Татьяна пожала плечами, но против обыкновения промолчала.

— Понятно, кто у вас в семье решения принимает — засмеялся Михаил. — Ты как, Юля? Не против пожить в тишине и на свежем воздухе? А я, пожалуй, принял бы ваше предложение. У меня от отпуска неделька осталась неиспользованная, хоть выспаться удастся.

— Вот и договорились — подвел итог Юрий. — Только запаситесь походной одеждой, если намереваетесь на прогулки ходить. Наш дом почти на краю города, обогнете низину, там по осени сыро, и вы уже в лесу.

— Ладно, я все равно туда возвращаться не собираюсь. Ну, за ваше новоселье! — подняла бокал Татьяна. — Миш, мне твоя Юля понравилась. Нет, честно! Ты когда женился, я подумала — ну, седина в бороду и все такое. Вы ведь с Юркой ровесники? Тебе уже сорок четыре или будет? А тебе, Юль?
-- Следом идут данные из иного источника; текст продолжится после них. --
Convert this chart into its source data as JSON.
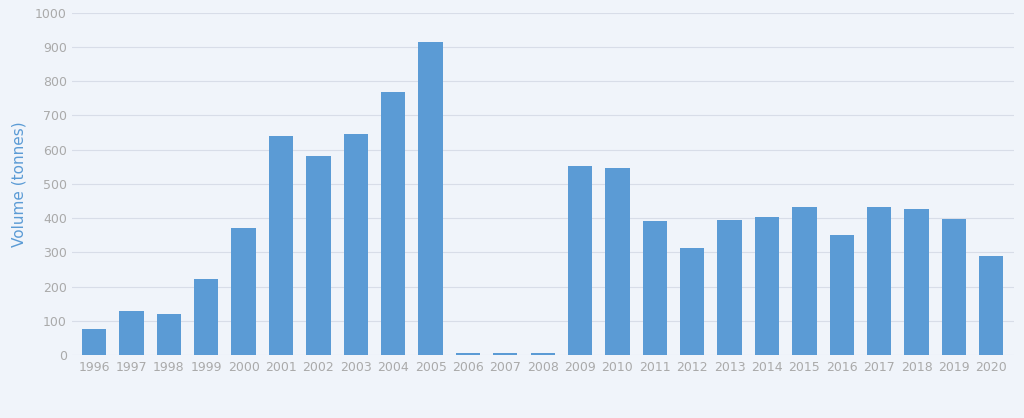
{
  "years": [
    1996,
    1997,
    1998,
    1999,
    2000,
    2001,
    2002,
    2003,
    2004,
    2005,
    2006,
    2007,
    2008,
    2009,
    2010,
    2011,
    2012,
    2013,
    2014,
    2015,
    2016,
    2017,
    2018,
    2019,
    2020
  ],
  "values": [
    76,
    130,
    120,
    222,
    370,
    640,
    582,
    645,
    768,
    915,
    8,
    8,
    8,
    553,
    547,
    393,
    312,
    396,
    403,
    432,
    352,
    432,
    428,
    398,
    291
  ],
  "bar_color": "#5B9BD5",
  "ylabel": "Volume (tonnes)",
  "ylim": [
    0,
    1000
  ],
  "yticks": [
    0,
    100,
    200,
    300,
    400,
    500,
    600,
    700,
    800,
    900,
    1000
  ],
  "background_color": "#f0f4fa",
  "grid_color": "#d8dde8",
  "text_color": "#5B9BD5",
  "tick_color": "#aaaaaa",
  "ylabel_fontsize": 11,
  "tick_fontsize": 9
}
— Двадцать восемь. — Юлия постаралась произнести эти слова как можно суше, но Татьяну оттенки настроений не интересовали.

— Да? Девчонка совсем! У тебя, Миш, дочери от первого брака сколько лет? Она институт уже закончила? Или как это сейчас называется? Нет, тебе повезло, что на Юле женился! Только, Мишка, у нее на тебя аллергия, не иначе! Откуда у молодой девчонки такая жуткая сыпь?

— Нам пора, Татьяна. До поезда осталось меньше двух часов.

Юрий встал из-за стола и подошел к Юлии:

— Все было необыкновенно вкусно. А еще я очень рад нашей встрече.

Он взял ее руку и поцеловал тонкие пальцы, покрытые красноватыми пятнами с сухими, шелушащимися краями.

Санкт-Петербург, сентябрь 1736 года

Густав Бирон резко поднялся, пламя свечей заметалось, по стене мелькнула тень. Он постоял, играя желваками на скулах.

— Ты вот что… Я на войну идти хочу. Тебя бы я з зобой для узлужения взял, да стар ты…

— Что ты, батюшка! Али жизнь не мила?

— Я зольдат. Мое дело — война. Хватит мне во дворцах жить. Ты вот что, старик… как тебя — Федотыч? Там парень есть молодой, Прошка, что ли? Ты его мне обучи. Его з зобой возьму. Зтупай.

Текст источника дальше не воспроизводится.